DANSE | SPECTACLE

On (y) danse aussi l’été | Ef_femininity

10 Juil - 20 Juil 2019

Pièce conjuguant danse contemporaine, performance et talk, Ef-femininity de Marcel Schwald et Chris Leuenberger allie humour et dimension critique. Pour un quatuor creusant le rapport parfois compliqué à la féminité. Là où féminisation et efféminisation ont parfois encore des connotations péjoratives.

Avec Ef_femininity (2018), les deux chorégraphes suisses Marcel Schwald et Chris Leuenberger livrent une pièce pour quatre interprètes. Enfants, tous deux rêvaient déjà d’être plutôt des filles. Un rapport au monde qui s’est ensuite teinté de revendications plus politiques. Pour Ef_femininity, c’est dans la culture indienne, historique et actuelle, que la pièce puise une partie de son énergie. De fait, l’Inde cultive depuis des siècles certaines alternatives culturelles à la binarité des genres sexuels. Et en Inde, Marcel Schwald et Chris Leuenberger ont rencontré Shilok Mukkati (journaliste), Living Smile Vidya (performeuse) et Diya Naidu (chorégraphe). Toutes trois activistes pour la reconnaissance de leur propre féminité. Avec Chris Leuenberger, Shilok Mukkati, Living Smile Vidya et Diya Naidu sont les quatre interprètes d’Ef_femininity. Et de ce travail conjoint découle une pièce entre les styles et entre les genres. Comme une réflexion collective sur le regard de chacun.

Ef_femininity de Marcel Schwald et Chris Leuenberger : performer les féminités

Entre la performance, la danse et le talk, Ef_femininity parle du féminin aussi bien avec des mots qu’avec des gestes. Dans la lignée de la célèbre phrase de Simone de Beauvoir : « On ne naît pas femme, on le devient ». Avec leurs quatre approches différentes, leur quatre sensibilités féminines, les interprètes de la pièce donnent des pistes de compréhension du combat qu’elles se voient obligées de livrer. Le moment où leur propre sentiment d’évidence se heurte au déni de l’autre. L’une d’elles raconte ainsi comment, pendant des années, elle a cultivé sa gestuelle, pour la rendre la plus féminine possible (selon ses propres critères d’élégance, notamment). Jusqu’à ce qu’un homme arrive pour lui expliquer comment être femme. Et le comique (ou pathétique) de la situation réside probablement dans le fait que cette intrusion masculine soit finalement le signe le plus patent de la reconnaissance de son statut de femme.
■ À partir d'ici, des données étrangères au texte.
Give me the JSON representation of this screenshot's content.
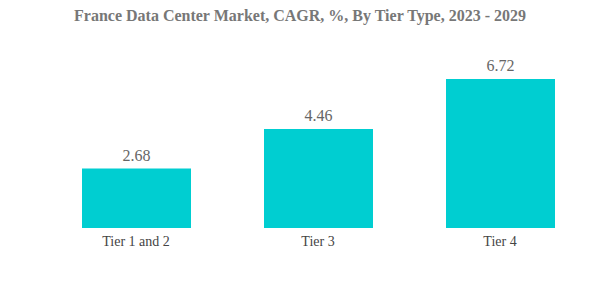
{
  "chart_data": {
    "type": "bar",
    "title": "France Data Center Market, CAGR, %, By Tier Type, 2023 - 2029",
    "categories": [
      "Tier 1 and 2",
      "Tier 3",
      "Tier 4"
    ],
    "values": [
      2.68,
      4.46,
      6.72
    ],
    "color": "#00ced1",
    "data_labels": true,
    "tick_labels": "x",
    "grid": false
  }
}
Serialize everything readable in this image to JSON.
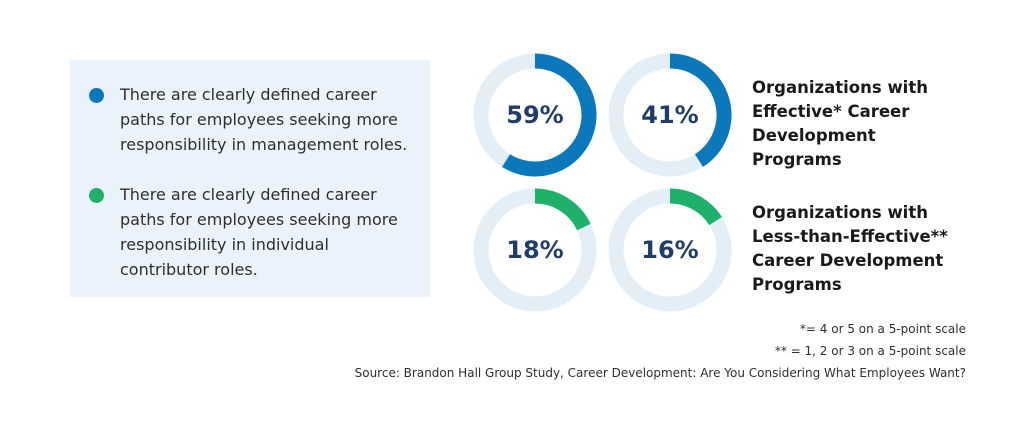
{
  "chart_data": {
    "type": "donut",
    "legend": [
      {
        "text": "There are clearly defined career paths for employees seeking more responsibility in management roles.",
        "color": "#0a78bb"
      },
      {
        "text": "There are clearly defined career paths for employees seeking more responsibility in individual contributor roles.",
        "color": "#1db16a"
      }
    ],
    "rows": [
      {
        "label": "Organizations with Effective* Career Development Programs",
        "color": "#0a78bb",
        "values": [
          59,
          41
        ],
        "value_labels": [
          "59%",
          "41%"
        ]
      },
      {
        "label": "Organizations with Less-than-Effective** Career Development Programs",
        "color": "#1db16a",
        "values": [
          18,
          16
        ],
        "value_labels": [
          "18%",
          "16%"
        ]
      }
    ],
    "notes": [
      "*= 4 or 5 on a 5-point scale",
      "** = 1, 2 or 3 on a 5-point scale",
      "Source: Brandon Hall Group Study, Career Development: Are You Considering What Employees Want?"
    ]
  }
}
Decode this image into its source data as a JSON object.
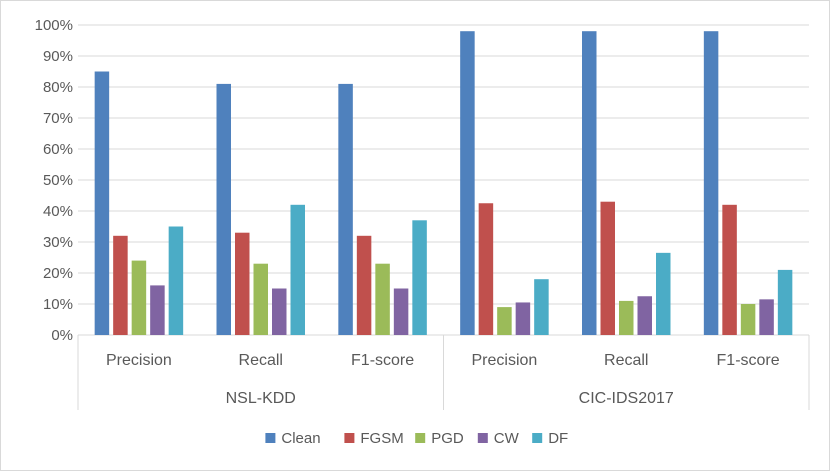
{
  "chart_data": {
    "type": "bar",
    "title": "",
    "xlabel": "",
    "ylabel": "",
    "ylim": [
      0,
      100
    ],
    "yticks": [
      "0%",
      "10%",
      "20%",
      "30%",
      "40%",
      "50%",
      "60%",
      "70%",
      "80%",
      "90%",
      "100%"
    ],
    "grid": true,
    "legend_position": "bottom",
    "groups": [
      {
        "name": "NSL-KDD",
        "categories": [
          "Precision",
          "Recall",
          "F1-score"
        ]
      },
      {
        "name": "CIC-IDS2017",
        "categories": [
          "Precision",
          "Recall",
          "F1-score"
        ]
      }
    ],
    "categories": [
      "Precision",
      "Recall",
      "F1-score",
      "Precision",
      "Recall",
      "F1-score"
    ],
    "series": [
      {
        "name": "Clean",
        "color": "#4f81bd",
        "values": [
          85,
          81,
          81,
          98,
          98,
          98
        ]
      },
      {
        "name": "FGSM",
        "color": "#c0504d",
        "values": [
          32,
          33,
          32,
          42.5,
          43,
          42
        ]
      },
      {
        "name": "PGD",
        "color": "#9bbb59",
        "values": [
          24,
          23,
          23,
          9,
          11,
          10
        ]
      },
      {
        "name": "CW",
        "color": "#8064a2",
        "values": [
          16,
          15,
          15,
          10.5,
          12.5,
          11.5
        ]
      },
      {
        "name": "DF",
        "color": "#4bacc6",
        "values": [
          35,
          42,
          37,
          18,
          26.5,
          21
        ]
      }
    ]
  }
}
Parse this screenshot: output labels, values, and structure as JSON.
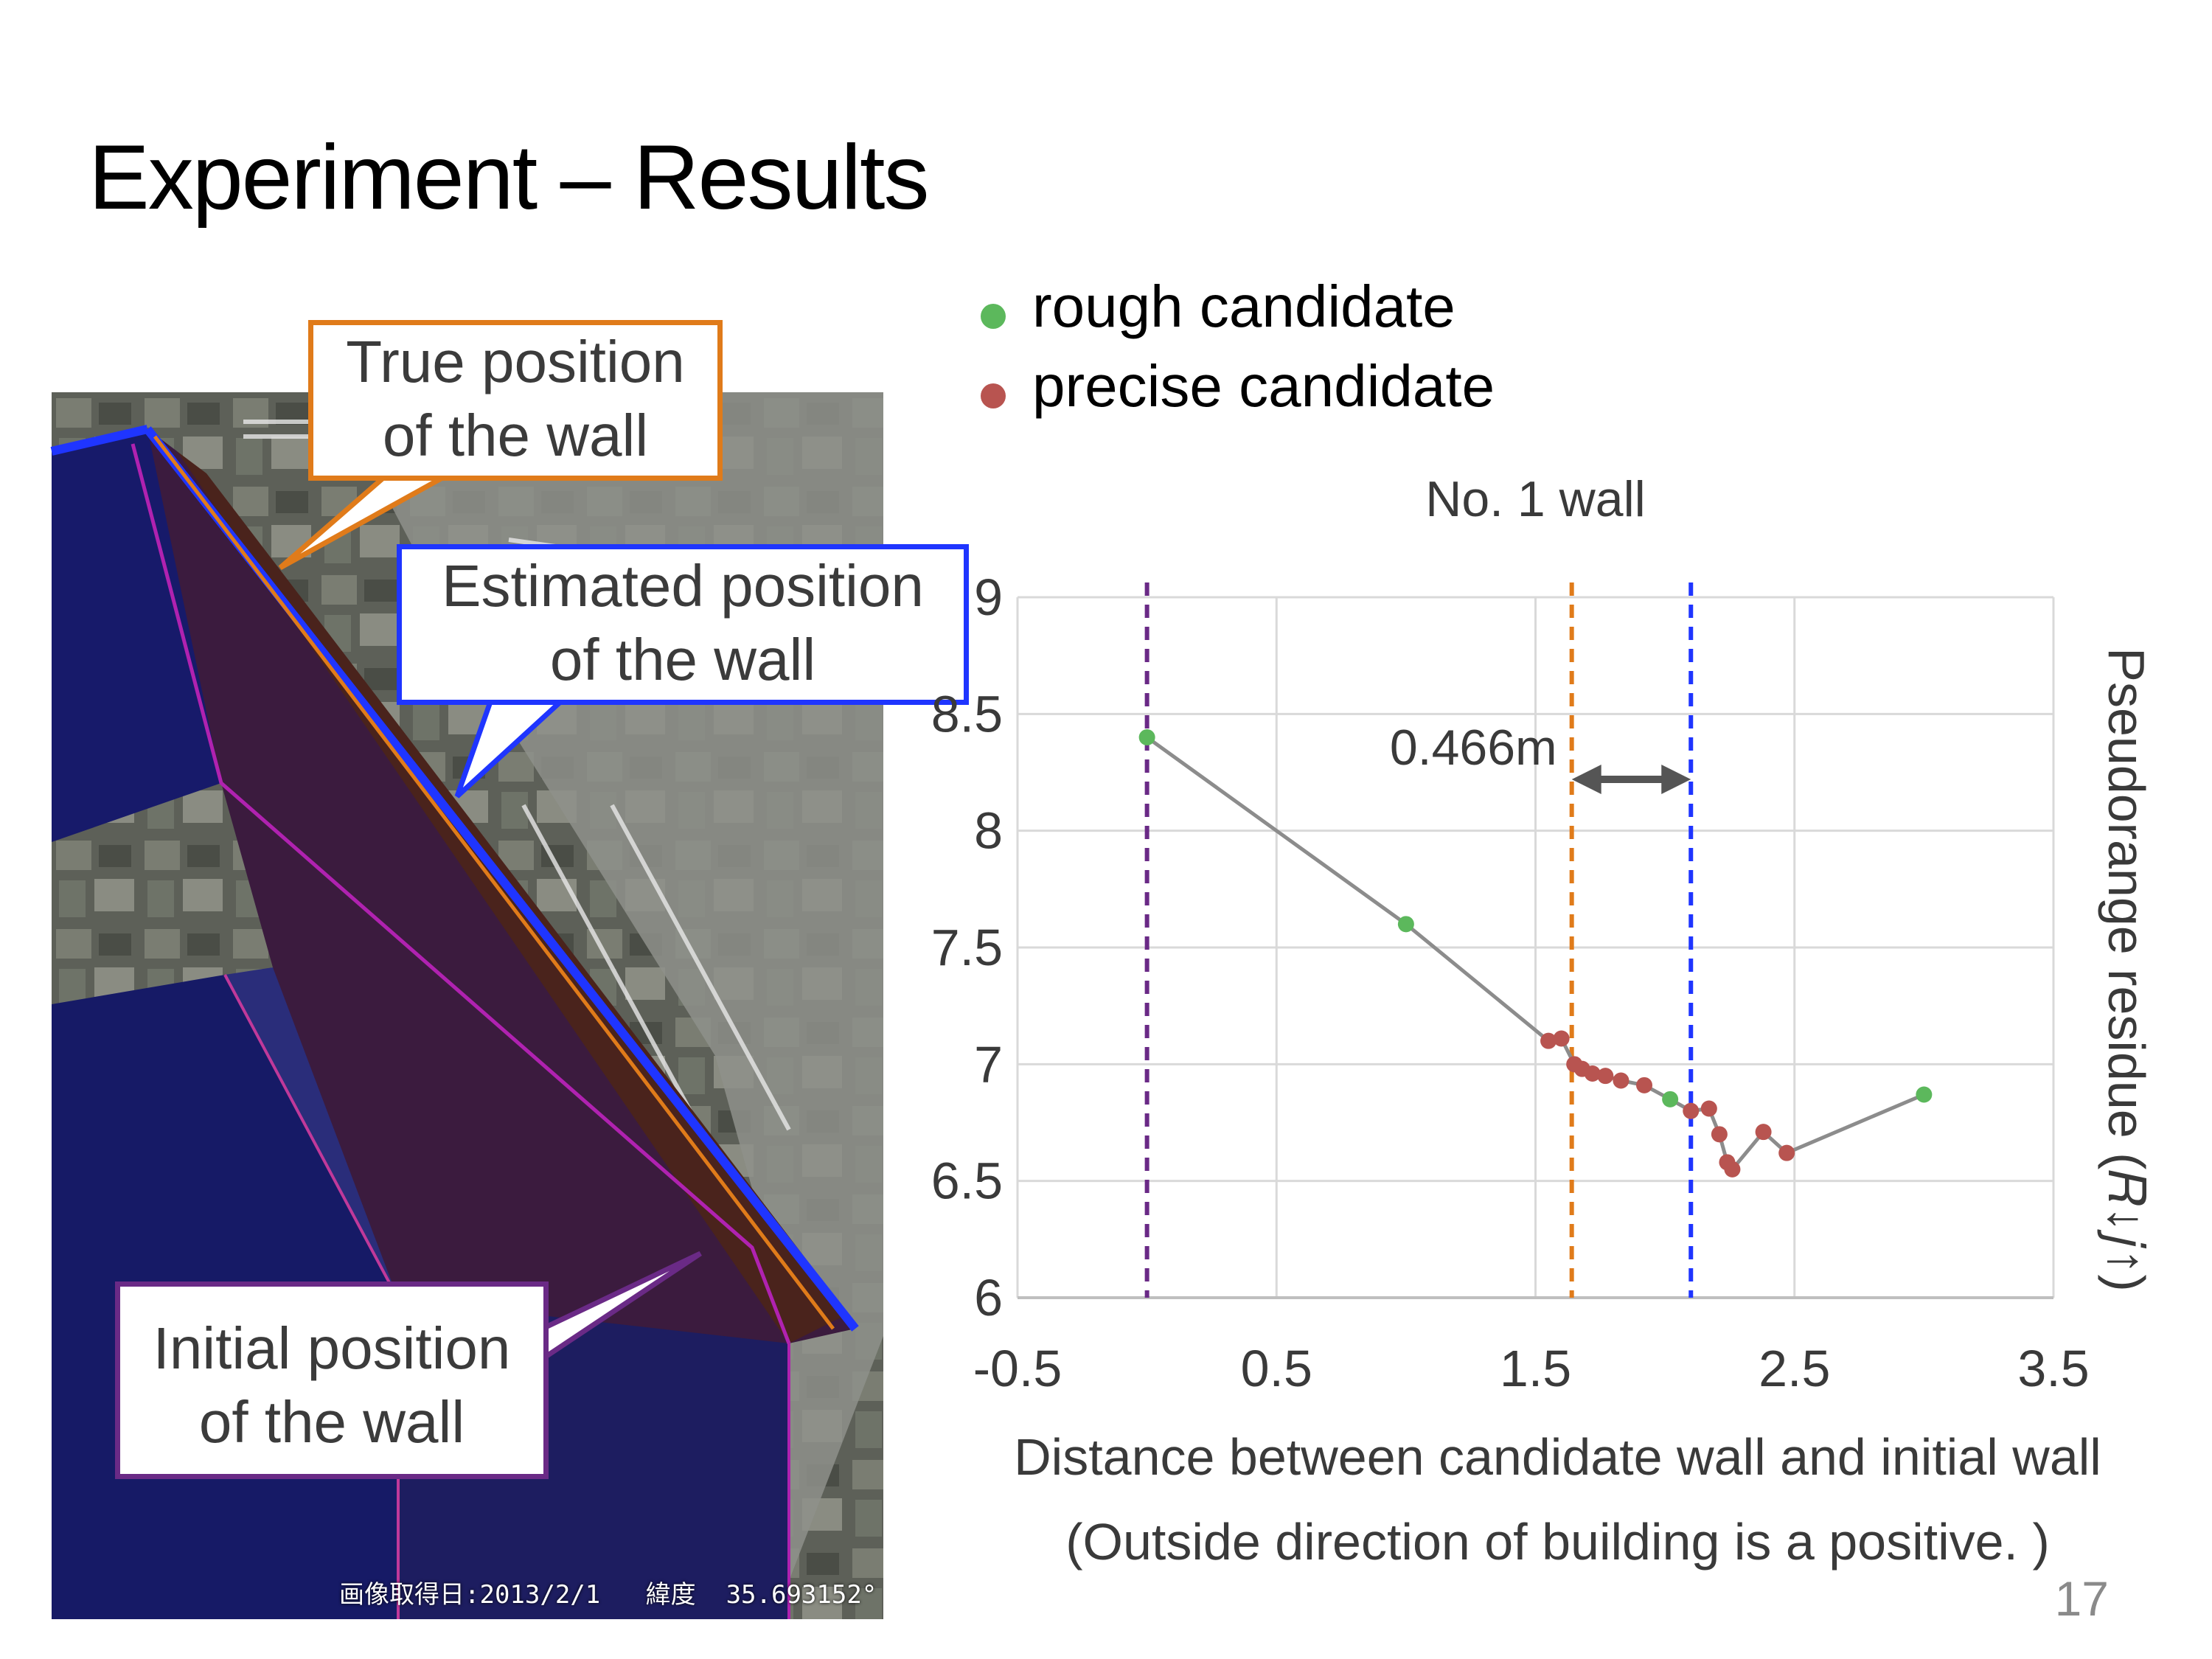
{
  "slide": {
    "title": "Experiment – Results",
    "page_number": "17"
  },
  "photo": {
    "caption": "画像取得日:2013/2/1   緯度  35.693152°"
  },
  "callouts": {
    "true_position": {
      "line1": "True position",
      "line2": "of the wall",
      "color": "#e07b1a"
    },
    "estimated_position": {
      "line1": "Estimated position",
      "line2": "of the wall",
      "color": "#1f35ff"
    },
    "initial_position": {
      "line1": "Initial position",
      "line2": "of the wall",
      "color": "#6a2a86"
    }
  },
  "legend": {
    "items": [
      {
        "label": "rough candidate",
        "color": "#5cb85c"
      },
      {
        "label": "precise candidate",
        "color": "#b85450"
      }
    ]
  },
  "chart_data": {
    "type": "scatter",
    "title": "No. 1 wall",
    "xlabel": "Distance between candidate wall and initial wall",
    "xlabel_note": "(Outside direction of building is a positive. )",
    "ylabel": "Pseudorange residue (𝑅↓𝑗↑)",
    "xlim": [
      -0.5,
      3.5
    ],
    "ylim": [
      6,
      9
    ],
    "x_ticks": [
      "-0.5",
      "0.5",
      "1.5",
      "2.5",
      "3.5"
    ],
    "y_ticks": [
      "6",
      "6.5",
      "7",
      "7.5",
      "8",
      "8.5",
      "9"
    ],
    "grid": true,
    "line_color": "#8c8c8c",
    "path": [
      [
        0,
        8.4
      ],
      [
        1.0,
        7.6
      ],
      [
        1.55,
        7.1
      ],
      [
        1.6,
        7.11
      ],
      [
        1.65,
        7.0
      ],
      [
        1.68,
        6.98
      ],
      [
        1.72,
        6.96
      ],
      [
        1.77,
        6.95
      ],
      [
        1.83,
        6.93
      ],
      [
        1.92,
        6.91
      ],
      [
        2.02,
        6.85
      ],
      [
        2.1,
        6.8
      ],
      [
        2.17,
        6.81
      ],
      [
        2.21,
        6.7
      ],
      [
        2.24,
        6.58
      ],
      [
        2.26,
        6.55
      ],
      [
        2.38,
        6.71
      ],
      [
        2.47,
        6.62
      ],
      [
        3.0,
        6.87
      ]
    ],
    "series": [
      {
        "name": "rough candidate",
        "color": "#5cb85c",
        "points": [
          [
            0,
            8.4
          ],
          [
            1.0,
            7.6
          ],
          [
            2.02,
            6.85
          ],
          [
            3.0,
            6.87
          ]
        ]
      },
      {
        "name": "precise candidate",
        "color": "#b85450",
        "points": [
          [
            1.55,
            7.1
          ],
          [
            1.6,
            7.11
          ],
          [
            1.65,
            7.0
          ],
          [
            1.68,
            6.98
          ],
          [
            1.72,
            6.96
          ],
          [
            1.77,
            6.95
          ],
          [
            1.83,
            6.93
          ],
          [
            1.92,
            6.91
          ],
          [
            2.1,
            6.8
          ],
          [
            2.17,
            6.81
          ],
          [
            2.21,
            6.7
          ],
          [
            2.24,
            6.58
          ],
          [
            2.26,
            6.55
          ],
          [
            2.38,
            6.71
          ],
          [
            2.47,
            6.62
          ]
        ]
      }
    ],
    "vertical_lines": [
      {
        "name": "initial-wall-line",
        "x": 0,
        "color": "#6a2a86"
      },
      {
        "name": "true-wall-line",
        "x": 1.64,
        "color": "#e07b1a"
      },
      {
        "name": "estimated-wall-line",
        "x": 2.1,
        "color": "#1f35ff"
      }
    ],
    "annotation": {
      "text": "0.466m",
      "from_x": 1.64,
      "to_x": 2.1,
      "y": 8.22,
      "color": "#555555"
    }
  }
}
Féminité, hyperféminité, efféminisation… Quand la danse sculpte les regards

Avec humour et lucidité, Ef_femininity interroge ainsi des faits comme la féminité, l’hyperféminité, l’efféminement, l’efféminisation. Comme il y a mille et une manières de devenir femme, la pièce convoque aussi les mille et une manières de regarder la féminité. « Certains voit cela avec un regard masculin, certains voient cela avec un regard féminin. Certains voient cela avec des yeux qui prient pour qu’arrive enfin le jour où le genre ne sera plus qu’un hobby ». Face à tous les déterminismes génétiques, qui scellent des destinées avant même la naissance, cette idée de genre-hobby représente un bol d’air. Y compris en Inde, qui connaît un déficit en populations génétiquement féminines du fait d’un grand nombre d’avortements uniquement liés au sexe du bébé. Pièce vive et pluriculturelle, Ef_femininity appuie là où cela fait mal dans la société contemporaine. À savoir sur la plaie de l’identité biologique comme facteur de positionnement social.

Une pièce à découvrir en première française dans le cadre du festival On (y) danse aussi l’été !, aux Hivernales – CDCN d’Avignon, en marge du Festival d’Avignon.